Citizens of New Braunfels and Comal County, help save our area’s natural beauty! I began looking for a place to move in 2007 and the beauty, parks, open spaces, and friendliness of Comal County and New Braunfels put this area at the top of the list. At the time, there were about 52,000 people in New Braunfels and 106,000 in Comal County (U.S. census). New Braunfels’ population is currently estimated to be almost 85,000 and Comal County almost 141,000 now. Several news reports show us as one of the fastest growing areas in the U.S., so lots of people agree that this is a great place to live.

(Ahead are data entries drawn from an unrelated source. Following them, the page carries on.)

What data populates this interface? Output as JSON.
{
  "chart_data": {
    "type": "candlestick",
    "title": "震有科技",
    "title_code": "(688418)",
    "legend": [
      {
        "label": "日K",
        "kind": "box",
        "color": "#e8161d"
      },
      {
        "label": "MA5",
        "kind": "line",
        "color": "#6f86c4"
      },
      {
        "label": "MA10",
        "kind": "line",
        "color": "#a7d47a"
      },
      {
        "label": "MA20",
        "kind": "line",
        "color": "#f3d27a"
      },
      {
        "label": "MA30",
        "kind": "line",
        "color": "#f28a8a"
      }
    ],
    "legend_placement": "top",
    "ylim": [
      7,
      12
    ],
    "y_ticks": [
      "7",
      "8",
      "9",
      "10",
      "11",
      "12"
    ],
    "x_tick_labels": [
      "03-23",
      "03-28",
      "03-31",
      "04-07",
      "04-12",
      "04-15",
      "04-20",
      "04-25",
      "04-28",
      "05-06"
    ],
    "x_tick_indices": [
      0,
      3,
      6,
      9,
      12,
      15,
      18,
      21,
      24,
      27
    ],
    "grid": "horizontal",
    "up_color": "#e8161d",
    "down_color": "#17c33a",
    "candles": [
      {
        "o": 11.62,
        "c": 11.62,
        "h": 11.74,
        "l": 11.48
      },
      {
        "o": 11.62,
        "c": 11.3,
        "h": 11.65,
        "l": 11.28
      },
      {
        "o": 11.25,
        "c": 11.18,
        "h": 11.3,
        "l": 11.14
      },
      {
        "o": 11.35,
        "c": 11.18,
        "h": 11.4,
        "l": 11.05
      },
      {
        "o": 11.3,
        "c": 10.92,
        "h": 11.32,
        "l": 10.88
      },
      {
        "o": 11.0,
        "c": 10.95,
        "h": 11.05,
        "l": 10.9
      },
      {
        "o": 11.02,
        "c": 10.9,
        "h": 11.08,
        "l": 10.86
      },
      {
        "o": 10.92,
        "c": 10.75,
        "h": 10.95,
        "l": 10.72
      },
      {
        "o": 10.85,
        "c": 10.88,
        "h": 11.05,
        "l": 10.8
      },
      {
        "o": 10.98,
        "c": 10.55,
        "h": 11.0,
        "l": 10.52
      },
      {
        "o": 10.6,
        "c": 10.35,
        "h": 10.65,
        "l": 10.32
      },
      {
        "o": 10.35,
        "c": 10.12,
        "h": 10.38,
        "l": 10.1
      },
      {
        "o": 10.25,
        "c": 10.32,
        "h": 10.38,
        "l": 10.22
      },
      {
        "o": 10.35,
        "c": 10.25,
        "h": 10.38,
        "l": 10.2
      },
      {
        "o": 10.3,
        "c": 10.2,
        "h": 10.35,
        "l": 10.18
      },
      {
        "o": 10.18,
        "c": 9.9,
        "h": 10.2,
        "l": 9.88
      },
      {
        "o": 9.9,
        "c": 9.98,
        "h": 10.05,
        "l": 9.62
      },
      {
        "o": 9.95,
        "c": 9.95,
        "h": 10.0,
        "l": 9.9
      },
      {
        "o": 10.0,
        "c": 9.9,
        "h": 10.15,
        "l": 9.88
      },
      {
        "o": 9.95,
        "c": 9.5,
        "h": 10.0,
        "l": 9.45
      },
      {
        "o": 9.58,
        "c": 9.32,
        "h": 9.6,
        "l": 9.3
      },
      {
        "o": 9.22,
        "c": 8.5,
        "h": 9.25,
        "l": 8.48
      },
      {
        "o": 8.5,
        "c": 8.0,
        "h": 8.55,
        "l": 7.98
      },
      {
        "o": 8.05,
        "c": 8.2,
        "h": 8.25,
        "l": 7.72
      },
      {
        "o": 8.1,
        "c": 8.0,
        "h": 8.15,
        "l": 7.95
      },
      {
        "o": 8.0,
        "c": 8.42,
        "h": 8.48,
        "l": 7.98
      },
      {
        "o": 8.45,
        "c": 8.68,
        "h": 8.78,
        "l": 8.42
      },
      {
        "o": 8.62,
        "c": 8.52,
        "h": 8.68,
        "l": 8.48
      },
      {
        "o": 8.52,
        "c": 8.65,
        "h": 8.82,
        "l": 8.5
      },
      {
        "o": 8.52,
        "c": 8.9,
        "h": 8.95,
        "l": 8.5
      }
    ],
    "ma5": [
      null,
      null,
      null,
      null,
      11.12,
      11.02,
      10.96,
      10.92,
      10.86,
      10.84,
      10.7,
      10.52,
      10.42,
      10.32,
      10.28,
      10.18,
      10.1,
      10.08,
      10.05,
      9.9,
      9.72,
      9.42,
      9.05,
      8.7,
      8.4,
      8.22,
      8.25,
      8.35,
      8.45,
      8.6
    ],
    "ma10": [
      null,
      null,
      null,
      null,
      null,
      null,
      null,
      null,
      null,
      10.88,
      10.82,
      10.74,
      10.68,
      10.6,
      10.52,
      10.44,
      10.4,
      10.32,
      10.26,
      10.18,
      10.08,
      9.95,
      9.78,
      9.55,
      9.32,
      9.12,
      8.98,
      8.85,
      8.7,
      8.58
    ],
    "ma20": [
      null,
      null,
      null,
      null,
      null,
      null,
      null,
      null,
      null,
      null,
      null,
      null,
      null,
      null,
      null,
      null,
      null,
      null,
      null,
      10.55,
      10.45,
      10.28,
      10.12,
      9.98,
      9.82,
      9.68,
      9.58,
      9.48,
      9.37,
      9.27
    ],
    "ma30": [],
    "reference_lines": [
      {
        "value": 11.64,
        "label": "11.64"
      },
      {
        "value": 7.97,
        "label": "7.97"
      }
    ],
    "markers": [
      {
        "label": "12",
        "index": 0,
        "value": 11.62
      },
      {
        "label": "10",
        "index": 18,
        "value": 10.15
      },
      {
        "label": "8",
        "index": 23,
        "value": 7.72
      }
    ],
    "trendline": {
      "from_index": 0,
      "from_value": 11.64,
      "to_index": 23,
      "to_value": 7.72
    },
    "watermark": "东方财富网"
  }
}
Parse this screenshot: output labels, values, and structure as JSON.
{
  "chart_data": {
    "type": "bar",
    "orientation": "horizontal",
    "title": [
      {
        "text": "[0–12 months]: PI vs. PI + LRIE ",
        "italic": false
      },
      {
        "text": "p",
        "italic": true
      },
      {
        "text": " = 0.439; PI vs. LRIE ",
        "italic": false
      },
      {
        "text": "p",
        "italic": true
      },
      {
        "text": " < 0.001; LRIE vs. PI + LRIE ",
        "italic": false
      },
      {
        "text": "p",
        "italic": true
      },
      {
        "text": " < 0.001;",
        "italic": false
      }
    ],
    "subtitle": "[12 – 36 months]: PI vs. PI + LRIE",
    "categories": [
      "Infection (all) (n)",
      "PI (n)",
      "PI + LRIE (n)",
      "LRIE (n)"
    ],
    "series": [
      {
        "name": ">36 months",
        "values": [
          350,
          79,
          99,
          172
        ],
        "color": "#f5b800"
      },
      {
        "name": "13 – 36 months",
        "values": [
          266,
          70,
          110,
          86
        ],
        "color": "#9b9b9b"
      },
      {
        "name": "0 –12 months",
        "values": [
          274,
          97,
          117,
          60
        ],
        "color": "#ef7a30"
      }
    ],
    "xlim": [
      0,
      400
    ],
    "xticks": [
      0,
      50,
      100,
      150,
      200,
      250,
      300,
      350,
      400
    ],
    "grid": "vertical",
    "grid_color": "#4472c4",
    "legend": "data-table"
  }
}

Unfortunately, that growth is affecting our area’s beauty, decreasing the amount of open space, and crowding our parks. As Eva Silverfine Ott said in her letter to the editor, there are many ways that our city and county commissioners can choose to add parks, hiking and biking trails, open space and aquifer recharge protection areas. The longer we wait to get started on these, (and it takes years to make them happen) the more expensive they will be, the harder to accomplish and the fewer options there will be available. Many of our surrounding cities and counties have demonstrated what can be done.

If you believe that our area’s beauty, open areas, parks, hiking and biking trails, and water availability are important for the people living here and the people that will be moving in, and are willing to commit tax dollars to the effort, I urge you to contact your city and county officials and encourage them to make this a priority. It is very unlikely that much will happen without the dedication of tax dollars to purchase land and conservation easements. There is too much interest in land for new homes and businesses for donations to make the needed impact. 

From what I have seen, our commissioners are very responsive and will make this a priority if they believe this is what the majority of us want. Making the preservation of the beauty of our area a priority now will mean that in 15 or 20 years people will still want to move here instead of wanting to move out (because this area has become what they are currently moving here to get away from).